Она стащила бесчувственного Стюарта с дивана и пово­локла его в гостевую спальню, оставив Ханну злиться в оди­ночестве. Неправда, она не западает на никчемных мужиков, ничего подобного! Ей просто не везло, вот и все. Пэм сама не знает, что говорит. Если бы Ханна была замужем за таким ничтожеством, как Стюарт, она бы этим браком хвастаться не стала. Некоторым женщинам кажется, что обручальное кольцо решает все проблемы. Как можно быть такой глупой?!

После двух беспокойных ночей и размышлений о том, что сказала Пэм, Ханна в понедельник проспала, проснув­шись только к восьмичасовым новостям.

– Блин, блин, блин! – простонала она, вылезая из по­стели и понимая, что времени мыть голову не осталось.

Она вытащила из шкафа первое попавшееся платье – ко­ричневое и совсем простое, которое смотрелось лишь с чис­тыми пушистыми волосами и хорошим макияжем – и через пятнадцать минут выскочила за дверь. Стоя у светофора, она слегка подкрасила ресницы и намазала губы, не переставая огорчаться по поводу немытых волос. Она ненавидела саль­ные волосы.

– Хорошо отдохнула, Ханна? – громко спросила Джил­лиан, выразительно глядя на часы, поскольку Ханна все же опоздала на десять минут.

Ханна в ответ только фыркнула. Она не собиралась под­даваться на подначки Джиллиан.

Схватив на кухне чашку кофе, Ханна села за стол, стара­ясь разобраться в своих мыслях. Она так много думала о Фе­ликсе в четверг и пятницу, что запустила работу, а это никуда не годится. К тому же ей не удалось разжиться печеньем, а она не позавтракала и поэтому очень проголодалась. Ханне захотелось расплакаться. Весь мир ополчился против нее!

Зазвонил ее телефон, и она сняла трубку.

– Что вы делаете сегодня, мисс Кэмпбелл? – промурлы­кал Феликс.

Ханна чуть не выронила трубку.

– Ну… ничего, – сказала она, от удивления начисто по­забыв свое намерение заставить его помучиться.

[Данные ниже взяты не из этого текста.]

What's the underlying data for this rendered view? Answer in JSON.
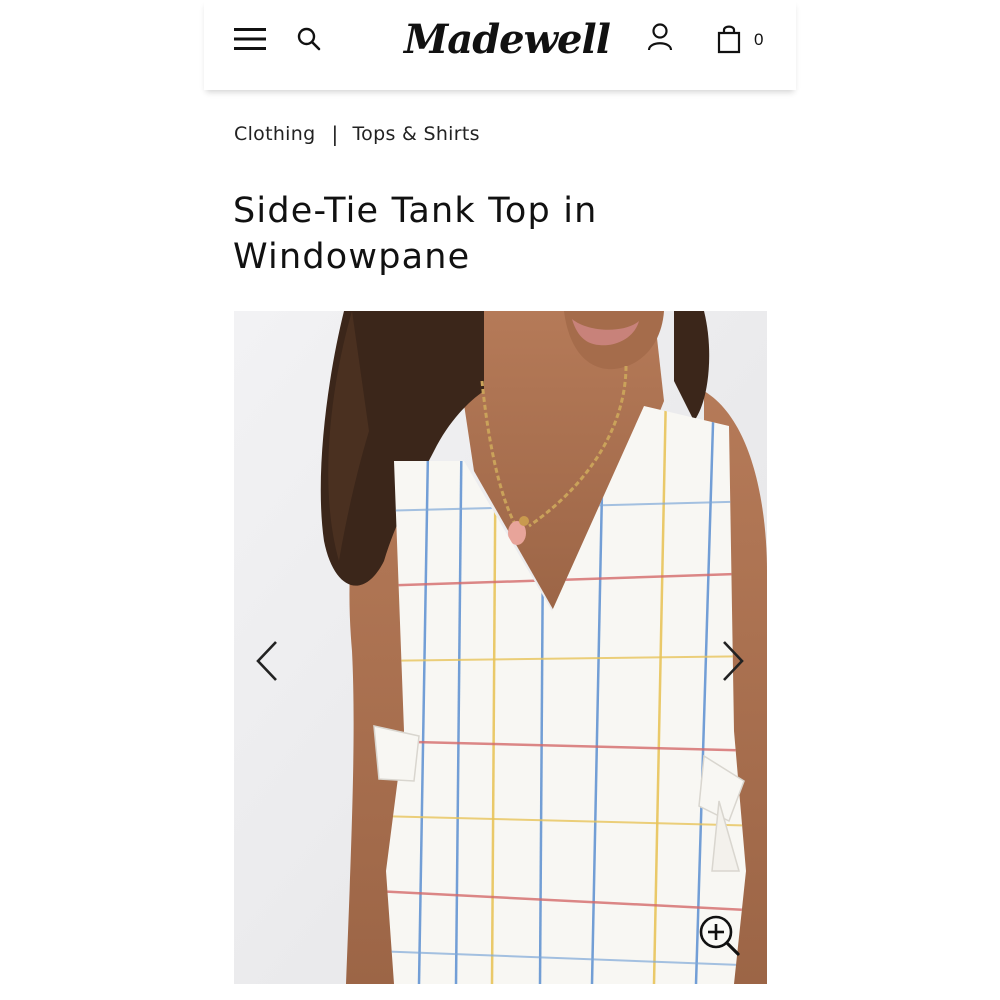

– Чудненько. Не хотели бы пойти со мной в театр? А по­том можно поужинать.

– С удовольствием, – сказала Ханна, у которой дыханье сперло от радости, что он позвонил. – Во сколько?

– Буду ждать вас в пабе через дорогу от театра в семь. Жду не дождусь.

Повесив трубку, Ханна с ужасом вспомнила, что волосы у нее сальные, что одета она совсем не для театра и что у нее не будет времени заехать домой и переодеться. И она даже не спросила, какую пьесу они пойдут смотреть. Надо же, она еще рассуждает о волевых феминистках, считающих, что за­мужество только для слабых! «Я заставлю его помучиться». Как же! Она напоминала себе сейчас ласкового котенка, ко­торый переворачивается кверху брюшком, чтобы кто-нибудь, любой, ему это брюшко почесал. При этой мысли она слегка улыбнулась. Если брюшко будет чесать Феликс, она бы не возражала.

Твердо решив, что сегодня мысли о Феликсе не помеша­ют ей работать, Ханна принялась за дело, но все-таки прикинула, не отпроситься ли у Дэвида пораньше с работы. Тогда она сможет слетать домой, вымыть голову и надеть что-ни­будь потрясающе красивое.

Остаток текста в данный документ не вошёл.